Create custom workflows by defining them through the API:

curl -X POST http://localhost:8086/api/v1/workflows \
  -H "Authorization: Bearer $TOKEN" \
  -H "Content-Type: application/json" \
  -d '{
    "name": "Customer Support",
    "template": "research",
    "description": "Analyze customer tickets and generate response drafts",
    "config": {
      "model": "smart",
      "max_tokens": 2000
    },
    "is_active": true
  }'

Custom workflows appear alongside the pre-built templates in the Admin UI.

API Endpoints#

Method Endpoint Description
GET /api/v1/workflows List all workflow definitions
POST /api/v1/workflows Create a custom workflow
PUT /api/v1/workflows/{id} Update a workflow
DELETE /api/v1/workflows/{id} Delete a workflow
POST /api/v1/workflow-executions Execute a workflow
GET /api/v1/workflow-executions List all executions
GET /api/v1/workflow-executions/{id} Get execution details

Temporal Dashboard#

When the workflows profile is active, access the Temporal UI at http://localhost:8088 to see:

  • Running and completed workflow executions
  • Workflow history and event timelines
  • Worker status and task queues
  • Retry and failure details

Production Considerations#

  • Model selection: Workflow templates use the model specified in their config.
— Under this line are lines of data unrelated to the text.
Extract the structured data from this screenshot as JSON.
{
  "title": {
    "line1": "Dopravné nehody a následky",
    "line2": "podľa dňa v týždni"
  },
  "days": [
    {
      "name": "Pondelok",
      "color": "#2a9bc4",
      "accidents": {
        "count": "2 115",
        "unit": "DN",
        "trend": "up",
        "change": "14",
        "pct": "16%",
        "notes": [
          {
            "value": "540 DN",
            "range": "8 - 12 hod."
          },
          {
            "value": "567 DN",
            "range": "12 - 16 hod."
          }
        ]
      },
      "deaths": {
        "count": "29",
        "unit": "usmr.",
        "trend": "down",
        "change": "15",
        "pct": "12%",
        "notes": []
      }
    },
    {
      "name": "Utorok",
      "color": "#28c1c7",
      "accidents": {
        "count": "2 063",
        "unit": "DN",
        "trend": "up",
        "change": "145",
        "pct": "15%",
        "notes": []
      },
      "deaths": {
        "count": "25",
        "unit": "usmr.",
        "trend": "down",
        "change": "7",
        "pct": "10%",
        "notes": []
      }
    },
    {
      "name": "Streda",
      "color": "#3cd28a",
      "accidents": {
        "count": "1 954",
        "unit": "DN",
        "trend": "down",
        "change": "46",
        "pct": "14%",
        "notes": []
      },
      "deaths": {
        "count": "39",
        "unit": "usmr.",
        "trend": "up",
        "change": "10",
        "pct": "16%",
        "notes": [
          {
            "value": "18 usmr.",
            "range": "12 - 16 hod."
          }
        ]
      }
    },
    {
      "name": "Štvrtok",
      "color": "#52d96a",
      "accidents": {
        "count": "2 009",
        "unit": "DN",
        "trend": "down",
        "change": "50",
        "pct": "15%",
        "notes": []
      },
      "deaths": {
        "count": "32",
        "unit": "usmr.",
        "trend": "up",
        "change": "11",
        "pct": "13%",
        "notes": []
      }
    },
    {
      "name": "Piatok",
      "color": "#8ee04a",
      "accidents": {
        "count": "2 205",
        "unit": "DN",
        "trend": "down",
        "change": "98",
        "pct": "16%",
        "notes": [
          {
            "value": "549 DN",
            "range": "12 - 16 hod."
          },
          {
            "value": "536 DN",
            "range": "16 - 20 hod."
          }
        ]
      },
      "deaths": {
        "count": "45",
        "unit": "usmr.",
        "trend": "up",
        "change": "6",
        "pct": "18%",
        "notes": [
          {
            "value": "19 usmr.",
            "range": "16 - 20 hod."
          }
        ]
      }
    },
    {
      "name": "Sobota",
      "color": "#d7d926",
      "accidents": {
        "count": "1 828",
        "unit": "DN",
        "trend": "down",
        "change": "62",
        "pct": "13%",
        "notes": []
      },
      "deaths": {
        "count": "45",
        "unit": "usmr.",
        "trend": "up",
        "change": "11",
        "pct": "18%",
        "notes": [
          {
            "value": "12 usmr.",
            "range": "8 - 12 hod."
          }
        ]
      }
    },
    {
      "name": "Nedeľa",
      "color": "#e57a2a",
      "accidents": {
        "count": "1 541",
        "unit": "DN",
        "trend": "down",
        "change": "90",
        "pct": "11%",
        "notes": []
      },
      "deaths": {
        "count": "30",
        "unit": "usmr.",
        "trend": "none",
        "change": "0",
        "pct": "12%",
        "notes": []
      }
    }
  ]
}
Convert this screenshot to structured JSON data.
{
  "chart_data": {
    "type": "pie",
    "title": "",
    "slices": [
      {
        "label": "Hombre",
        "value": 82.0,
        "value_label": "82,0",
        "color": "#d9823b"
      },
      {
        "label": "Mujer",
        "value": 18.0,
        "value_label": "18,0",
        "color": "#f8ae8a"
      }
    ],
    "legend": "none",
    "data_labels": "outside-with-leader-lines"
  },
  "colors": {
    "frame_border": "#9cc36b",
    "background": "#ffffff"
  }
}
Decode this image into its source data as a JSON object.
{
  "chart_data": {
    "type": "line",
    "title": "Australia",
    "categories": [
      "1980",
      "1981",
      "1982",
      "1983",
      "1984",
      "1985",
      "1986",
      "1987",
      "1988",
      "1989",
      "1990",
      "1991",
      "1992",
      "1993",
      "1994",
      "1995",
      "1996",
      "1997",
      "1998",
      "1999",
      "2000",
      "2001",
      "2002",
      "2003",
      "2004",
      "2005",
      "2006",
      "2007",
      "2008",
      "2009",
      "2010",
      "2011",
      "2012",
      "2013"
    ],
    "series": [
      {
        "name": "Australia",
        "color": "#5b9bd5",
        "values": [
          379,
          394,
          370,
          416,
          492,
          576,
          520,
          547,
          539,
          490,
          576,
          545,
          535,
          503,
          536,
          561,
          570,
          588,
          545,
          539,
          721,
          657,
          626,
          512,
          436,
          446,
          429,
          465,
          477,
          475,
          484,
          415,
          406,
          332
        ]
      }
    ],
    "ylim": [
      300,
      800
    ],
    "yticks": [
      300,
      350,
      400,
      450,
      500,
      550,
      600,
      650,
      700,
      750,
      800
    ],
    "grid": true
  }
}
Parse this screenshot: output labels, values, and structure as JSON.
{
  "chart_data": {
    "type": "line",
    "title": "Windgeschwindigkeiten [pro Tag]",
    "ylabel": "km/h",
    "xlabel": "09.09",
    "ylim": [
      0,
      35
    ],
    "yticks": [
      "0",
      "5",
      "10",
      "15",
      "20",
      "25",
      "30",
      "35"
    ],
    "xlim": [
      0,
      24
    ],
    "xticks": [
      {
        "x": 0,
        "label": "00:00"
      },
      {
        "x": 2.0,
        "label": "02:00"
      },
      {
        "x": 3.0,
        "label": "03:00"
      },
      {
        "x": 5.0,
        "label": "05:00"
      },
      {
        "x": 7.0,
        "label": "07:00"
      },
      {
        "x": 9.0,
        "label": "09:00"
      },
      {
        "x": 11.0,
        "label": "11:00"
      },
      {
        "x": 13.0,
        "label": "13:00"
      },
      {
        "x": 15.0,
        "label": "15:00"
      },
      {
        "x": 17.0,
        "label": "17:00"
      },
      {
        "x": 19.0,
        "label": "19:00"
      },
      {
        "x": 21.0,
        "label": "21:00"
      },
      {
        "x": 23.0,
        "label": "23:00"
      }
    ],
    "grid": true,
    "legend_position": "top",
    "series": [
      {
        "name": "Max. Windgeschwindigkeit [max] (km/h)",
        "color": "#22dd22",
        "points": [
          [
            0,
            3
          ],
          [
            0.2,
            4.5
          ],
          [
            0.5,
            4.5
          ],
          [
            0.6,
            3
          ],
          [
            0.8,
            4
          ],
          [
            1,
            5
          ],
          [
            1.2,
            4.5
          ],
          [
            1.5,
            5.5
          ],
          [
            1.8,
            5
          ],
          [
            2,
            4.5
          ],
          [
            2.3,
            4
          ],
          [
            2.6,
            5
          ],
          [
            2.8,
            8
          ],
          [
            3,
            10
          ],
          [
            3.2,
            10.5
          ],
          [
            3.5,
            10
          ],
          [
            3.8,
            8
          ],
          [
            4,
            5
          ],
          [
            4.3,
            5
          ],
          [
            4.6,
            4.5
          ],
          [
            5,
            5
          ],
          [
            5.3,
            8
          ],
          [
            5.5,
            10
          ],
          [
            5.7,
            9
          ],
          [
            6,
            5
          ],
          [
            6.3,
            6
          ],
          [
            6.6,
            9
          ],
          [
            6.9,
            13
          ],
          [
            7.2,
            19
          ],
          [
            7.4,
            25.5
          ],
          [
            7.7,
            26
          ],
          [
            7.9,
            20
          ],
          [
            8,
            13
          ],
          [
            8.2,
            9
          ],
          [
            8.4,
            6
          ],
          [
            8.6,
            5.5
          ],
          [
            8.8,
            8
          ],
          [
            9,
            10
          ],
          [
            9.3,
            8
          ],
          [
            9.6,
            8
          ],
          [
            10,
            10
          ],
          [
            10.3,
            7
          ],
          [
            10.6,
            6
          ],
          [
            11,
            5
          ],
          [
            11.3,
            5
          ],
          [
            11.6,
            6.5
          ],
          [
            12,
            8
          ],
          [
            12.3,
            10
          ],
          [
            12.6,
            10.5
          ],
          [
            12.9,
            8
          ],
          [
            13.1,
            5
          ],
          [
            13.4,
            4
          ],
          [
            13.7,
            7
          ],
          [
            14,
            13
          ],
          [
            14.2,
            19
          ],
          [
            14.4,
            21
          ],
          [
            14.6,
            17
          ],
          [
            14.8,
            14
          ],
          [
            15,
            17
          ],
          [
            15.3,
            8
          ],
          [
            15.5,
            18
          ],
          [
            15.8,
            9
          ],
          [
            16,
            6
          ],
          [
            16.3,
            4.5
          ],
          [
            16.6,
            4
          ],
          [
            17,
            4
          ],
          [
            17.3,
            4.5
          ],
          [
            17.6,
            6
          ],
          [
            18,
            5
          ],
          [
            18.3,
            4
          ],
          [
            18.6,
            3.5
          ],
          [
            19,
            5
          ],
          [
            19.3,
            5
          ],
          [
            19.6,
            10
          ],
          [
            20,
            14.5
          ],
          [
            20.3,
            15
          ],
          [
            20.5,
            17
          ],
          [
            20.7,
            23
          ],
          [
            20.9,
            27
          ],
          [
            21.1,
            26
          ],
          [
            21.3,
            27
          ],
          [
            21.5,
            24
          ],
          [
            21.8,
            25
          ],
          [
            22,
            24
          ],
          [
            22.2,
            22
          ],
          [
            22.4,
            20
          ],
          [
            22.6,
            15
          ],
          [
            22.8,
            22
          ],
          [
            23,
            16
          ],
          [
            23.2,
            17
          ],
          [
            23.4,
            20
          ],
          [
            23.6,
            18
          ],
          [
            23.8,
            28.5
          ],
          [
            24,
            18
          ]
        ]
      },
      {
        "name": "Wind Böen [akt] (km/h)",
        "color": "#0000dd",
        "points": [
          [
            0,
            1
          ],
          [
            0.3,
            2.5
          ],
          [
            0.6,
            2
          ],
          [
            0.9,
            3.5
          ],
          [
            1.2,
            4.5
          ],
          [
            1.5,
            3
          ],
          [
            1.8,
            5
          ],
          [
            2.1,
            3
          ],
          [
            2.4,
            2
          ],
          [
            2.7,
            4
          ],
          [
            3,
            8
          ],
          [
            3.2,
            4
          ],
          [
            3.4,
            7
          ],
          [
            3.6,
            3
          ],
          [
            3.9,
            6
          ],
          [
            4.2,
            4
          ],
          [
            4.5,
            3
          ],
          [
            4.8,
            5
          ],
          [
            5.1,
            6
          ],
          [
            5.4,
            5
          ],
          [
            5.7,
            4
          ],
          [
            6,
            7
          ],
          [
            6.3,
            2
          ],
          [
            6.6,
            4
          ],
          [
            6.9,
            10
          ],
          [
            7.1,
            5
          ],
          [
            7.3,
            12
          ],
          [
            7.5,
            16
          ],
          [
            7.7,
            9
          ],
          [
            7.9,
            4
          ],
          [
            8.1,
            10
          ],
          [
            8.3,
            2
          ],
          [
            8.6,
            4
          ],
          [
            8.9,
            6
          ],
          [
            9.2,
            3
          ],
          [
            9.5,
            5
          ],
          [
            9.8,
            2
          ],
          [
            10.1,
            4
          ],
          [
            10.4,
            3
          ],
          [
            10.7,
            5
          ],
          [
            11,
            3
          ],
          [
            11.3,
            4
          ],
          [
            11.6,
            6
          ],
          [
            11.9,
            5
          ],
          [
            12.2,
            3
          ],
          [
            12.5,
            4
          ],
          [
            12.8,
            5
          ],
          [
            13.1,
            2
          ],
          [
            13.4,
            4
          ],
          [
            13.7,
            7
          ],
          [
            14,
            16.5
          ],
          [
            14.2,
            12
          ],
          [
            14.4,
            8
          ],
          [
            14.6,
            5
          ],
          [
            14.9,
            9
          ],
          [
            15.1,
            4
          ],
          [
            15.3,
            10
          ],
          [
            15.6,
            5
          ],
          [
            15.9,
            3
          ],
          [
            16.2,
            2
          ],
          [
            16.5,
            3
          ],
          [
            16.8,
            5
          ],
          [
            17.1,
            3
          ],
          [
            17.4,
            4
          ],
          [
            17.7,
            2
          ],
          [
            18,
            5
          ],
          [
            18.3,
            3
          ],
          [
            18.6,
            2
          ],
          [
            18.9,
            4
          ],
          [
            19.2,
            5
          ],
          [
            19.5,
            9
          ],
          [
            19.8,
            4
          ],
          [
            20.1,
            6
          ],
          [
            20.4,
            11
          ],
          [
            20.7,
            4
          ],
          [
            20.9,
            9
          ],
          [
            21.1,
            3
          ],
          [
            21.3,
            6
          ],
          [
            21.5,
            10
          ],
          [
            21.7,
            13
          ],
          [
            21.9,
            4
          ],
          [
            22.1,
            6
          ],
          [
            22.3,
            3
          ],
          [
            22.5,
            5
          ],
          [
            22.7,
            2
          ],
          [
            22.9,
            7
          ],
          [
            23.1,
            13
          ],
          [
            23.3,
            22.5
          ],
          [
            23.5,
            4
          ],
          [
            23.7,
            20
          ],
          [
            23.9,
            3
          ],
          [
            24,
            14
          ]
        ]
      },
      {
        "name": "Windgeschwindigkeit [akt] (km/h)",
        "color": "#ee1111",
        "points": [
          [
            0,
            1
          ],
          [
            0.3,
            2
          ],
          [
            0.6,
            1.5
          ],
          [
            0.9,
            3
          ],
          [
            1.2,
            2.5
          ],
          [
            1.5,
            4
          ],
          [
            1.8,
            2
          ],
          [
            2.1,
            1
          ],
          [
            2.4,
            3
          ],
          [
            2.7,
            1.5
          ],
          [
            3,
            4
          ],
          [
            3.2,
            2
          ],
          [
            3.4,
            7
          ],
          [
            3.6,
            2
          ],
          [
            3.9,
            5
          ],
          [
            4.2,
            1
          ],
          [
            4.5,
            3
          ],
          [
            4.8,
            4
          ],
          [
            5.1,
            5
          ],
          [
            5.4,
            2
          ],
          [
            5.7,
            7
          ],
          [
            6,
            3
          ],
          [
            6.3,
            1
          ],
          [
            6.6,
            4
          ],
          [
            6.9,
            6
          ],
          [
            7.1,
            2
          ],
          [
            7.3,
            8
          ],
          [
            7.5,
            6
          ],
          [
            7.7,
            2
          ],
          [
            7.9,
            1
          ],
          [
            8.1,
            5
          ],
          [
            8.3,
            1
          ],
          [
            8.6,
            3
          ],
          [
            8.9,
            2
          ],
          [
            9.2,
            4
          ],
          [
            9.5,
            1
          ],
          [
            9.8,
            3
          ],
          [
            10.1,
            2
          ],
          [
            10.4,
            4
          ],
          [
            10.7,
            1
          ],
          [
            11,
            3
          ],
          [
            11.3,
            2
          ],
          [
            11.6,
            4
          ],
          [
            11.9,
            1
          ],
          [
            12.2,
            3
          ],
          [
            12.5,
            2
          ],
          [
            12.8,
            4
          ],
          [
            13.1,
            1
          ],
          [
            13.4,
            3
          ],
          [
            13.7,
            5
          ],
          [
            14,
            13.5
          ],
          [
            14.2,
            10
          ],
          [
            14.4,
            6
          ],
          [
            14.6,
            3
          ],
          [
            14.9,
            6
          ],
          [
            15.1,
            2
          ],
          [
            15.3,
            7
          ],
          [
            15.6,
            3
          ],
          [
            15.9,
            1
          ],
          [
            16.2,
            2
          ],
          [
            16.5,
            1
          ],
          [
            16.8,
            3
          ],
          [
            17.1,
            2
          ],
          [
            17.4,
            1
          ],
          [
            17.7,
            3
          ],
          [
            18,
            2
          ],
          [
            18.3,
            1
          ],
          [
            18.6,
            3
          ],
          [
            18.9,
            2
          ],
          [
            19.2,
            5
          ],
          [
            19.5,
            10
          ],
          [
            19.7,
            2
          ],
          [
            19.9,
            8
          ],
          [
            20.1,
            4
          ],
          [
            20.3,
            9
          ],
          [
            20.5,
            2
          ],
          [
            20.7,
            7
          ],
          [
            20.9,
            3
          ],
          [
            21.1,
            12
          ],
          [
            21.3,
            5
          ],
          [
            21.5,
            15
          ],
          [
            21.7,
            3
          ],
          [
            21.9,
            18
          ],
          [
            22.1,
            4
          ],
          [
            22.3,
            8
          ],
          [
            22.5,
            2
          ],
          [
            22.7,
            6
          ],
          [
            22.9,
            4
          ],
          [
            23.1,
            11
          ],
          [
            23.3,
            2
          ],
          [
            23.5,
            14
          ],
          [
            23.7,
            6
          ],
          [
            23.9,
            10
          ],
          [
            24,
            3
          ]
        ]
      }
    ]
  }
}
Use group aliases (smart, fast) for automatic provider failover.
  • Cost awareness: Multi-step workflows make several LLM calls. Monitor execution costs in the Execution History or Grafana FinOps dashboard.
  • Temporal persistence: Temporal stores workflow state durably. If the workflow engine restarts mid-execution, it resumes from the last completed step.
  • Concurrency: Temporal handles concurrent execution limits and rate limiting for workflow workers.